Second - the arrival of foreign capital and foreign workers are a ‘symptom’ of the above problems. You cannot cure ‘symptoms’, you can only get temporary relief! As long as the root causes are left untreated some ‘symptoms’ will continue to trouble the island population.
Third - there is another source of discontent. I call it the modern day curse of ‘rising expectations’. To illustrate this point, I remember a stay in Jamaica during the early 1980s, when I questioned some very knowledgeable and thoughtful Jamaicans about why their island had taken a drastic socialist change. They said this was a result of over-population, over-education, and over-expectations. In Jamaica during the '70s there were thousands of students who were encouraged by the island's leadership to get college degrees and industrial trade certificates, as education was the key to their future financial success. But success did not follow. They left the colleges and trade schools to find an island not ready for their services. There was plenty of room for blame - inadequate leadership from politicians and business leaders, a downturn of the world economy (related to oil supply and prices), a decline in bauxite prices (bauxite is a major export of Jamaica), tourism competition from other islands, etc. So there was a great social upheaval that led to the departure of the educated and wealthy, and this further drained the potential of the island.

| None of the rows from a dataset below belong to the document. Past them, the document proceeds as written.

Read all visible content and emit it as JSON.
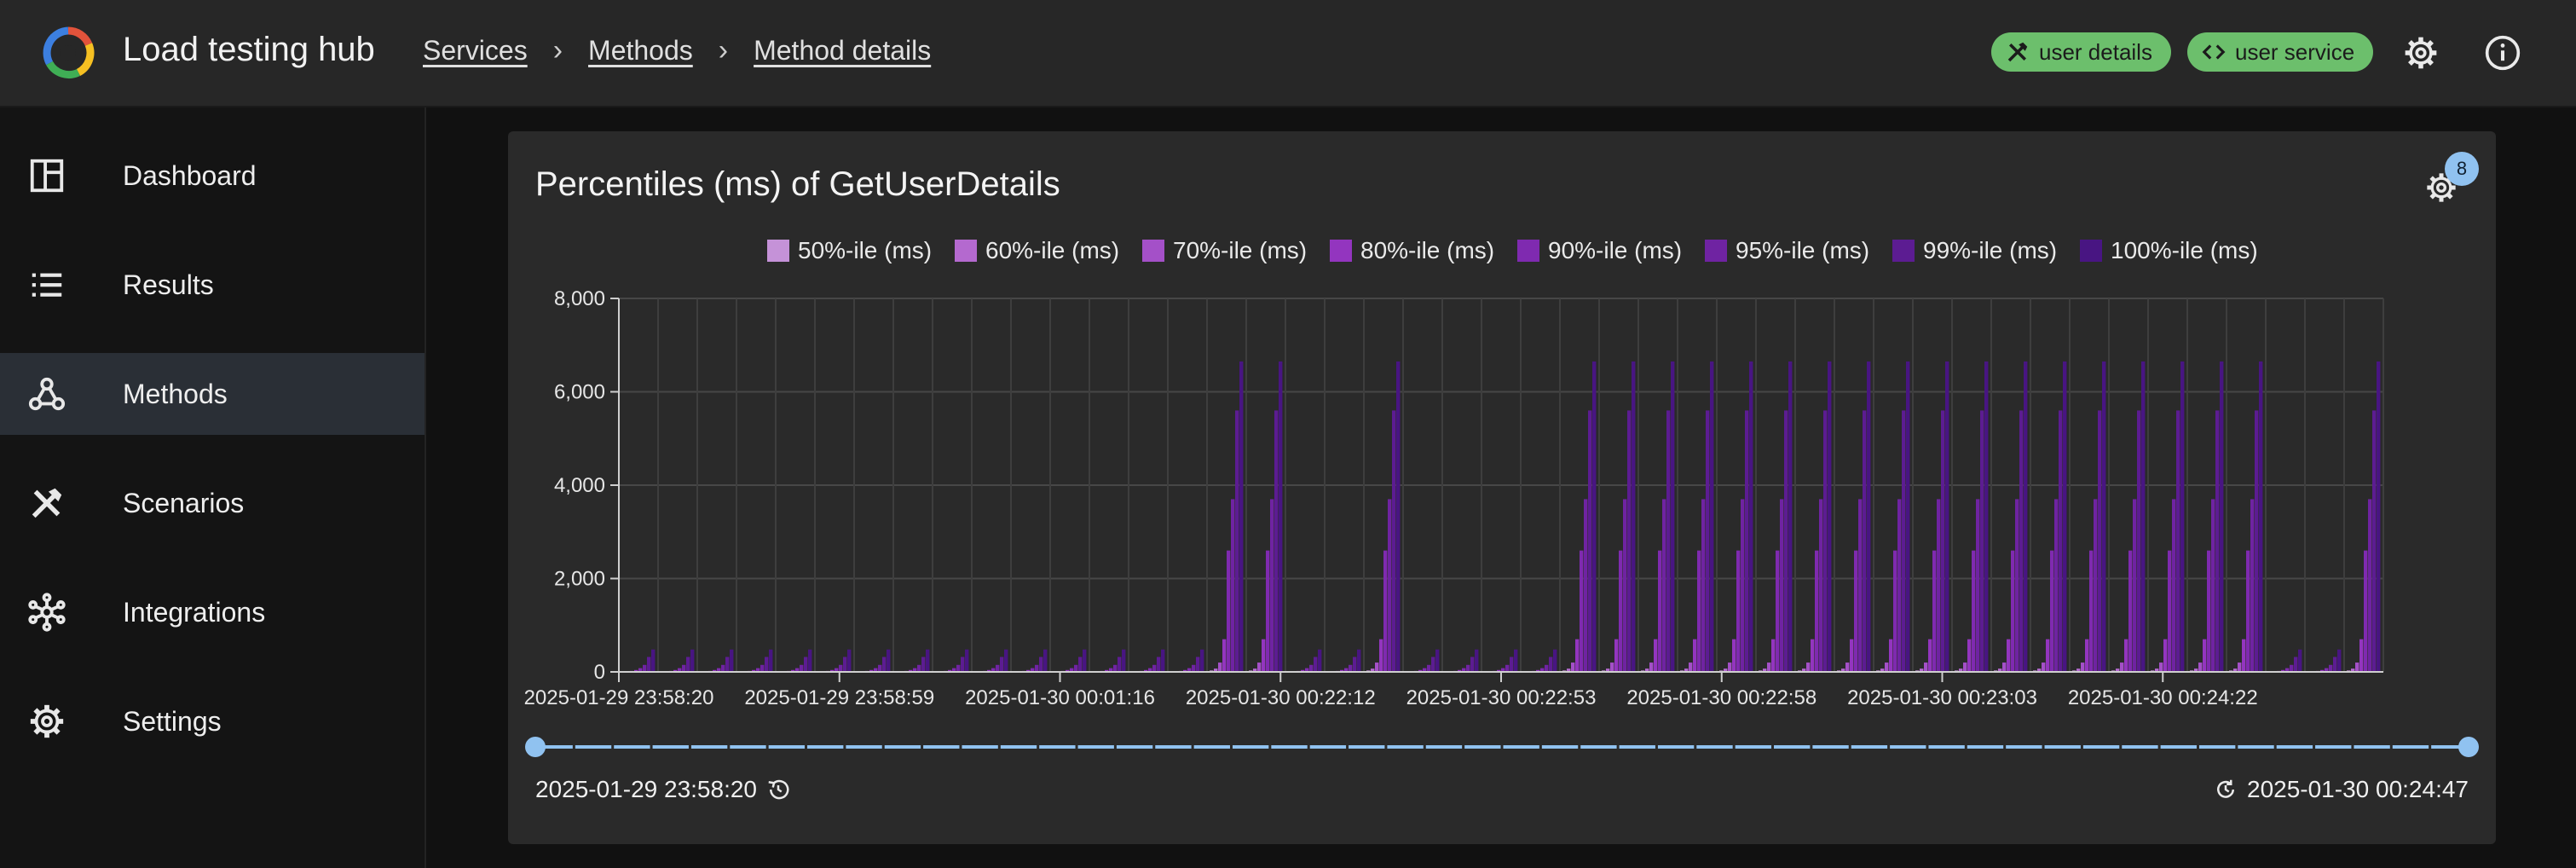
{
  "app": {
    "title": "Load testing hub"
  },
  "breadcrumbs": [
    "Services",
    "Methods",
    "Method details"
  ],
  "chips": [
    {
      "label": "user details",
      "icon": "hammer-wrench-icon"
    },
    {
      "label": "user service",
      "icon": "code-icon"
    }
  ],
  "sidebar": {
    "items": [
      {
        "label": "Dashboard",
        "icon": "dashboard-icon",
        "active": false
      },
      {
        "label": "Results",
        "icon": "list-icon",
        "active": false
      },
      {
        "label": "Methods",
        "icon": "webhook-icon",
        "active": true
      },
      {
        "label": "Scenarios",
        "icon": "hammer-wrench-icon",
        "active": false
      },
      {
        "label": "Integrations",
        "icon": "hub-icon",
        "active": false
      },
      {
        "label": "Settings",
        "icon": "gear-icon",
        "active": false
      }
    ]
  },
  "card": {
    "title": "Percentiles (ms) of GetUserDetails",
    "settings_badge": "8",
    "range_start": "2025-01-29 23:58:20",
    "range_end": "2025-01-30 00:24:47"
  },
  "colors": {
    "accent": "#90c2f0",
    "chip_bg": "#6cbf6c",
    "series": [
      "#c592d8",
      "#b469cf",
      "#a450c8",
      "#9335bf",
      "#7f2ab0",
      "#6f23a2",
      "#5c1c92",
      "#481582"
    ]
  },
  "chart_data": {
    "type": "bar",
    "legend_position": "top-center",
    "grid": true,
    "ylim": [
      0,
      8000
    ],
    "yticks": [
      "0",
      "2,000",
      "4,000",
      "6,000",
      "8,000"
    ],
    "xtick_labels": [
      "2025-01-29 23:58:20",
      "2025-01-29 23:58:59",
      "2025-01-30 00:01:16",
      "2025-01-30 00:22:12",
      "2025-01-30 00:22:53",
      "2025-01-30 00:22:58",
      "2025-01-30 00:23:03",
      "2025-01-30 00:24:22"
    ],
    "series_names": [
      "50%-ile (ms)",
      "60%-ile (ms)",
      "70%-ile (ms)",
      "80%-ile (ms)",
      "90%-ile (ms)",
      "95%-ile (ms)",
      "99%-ile (ms)",
      "100%-ile (ms)"
    ],
    "group_count": 45,
    "group_profiles": {
      "low": [
        0,
        10,
        20,
        40,
        80,
        150,
        320,
        480
      ],
      "high": [
        15,
        30,
        70,
        200,
        700,
        2600,
        3700,
        5600,
        6650
      ]
    },
    "profile_by_group": "LLLLLLLLLLLLLLLHHLLHLLLLHHHHHHHHHHHHHHHHHHLLHL"
  }
}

This issue of ‘rising expectations’ is very evident today. In our modern day world of global communication, the youth of the islands are bombarded by lifestyle images through movies, videos, TV, magazines, and their own off-island relatives. These images show material successes (nice homes, cars, etc.) as being the world's norm for people who apply themselves.
To summarize: islands that cannot bring themselves to face the tough questions of population control and political improvement cannot expect to be much in control of anything else. Focus on these issues first and everything else will become less of a problem.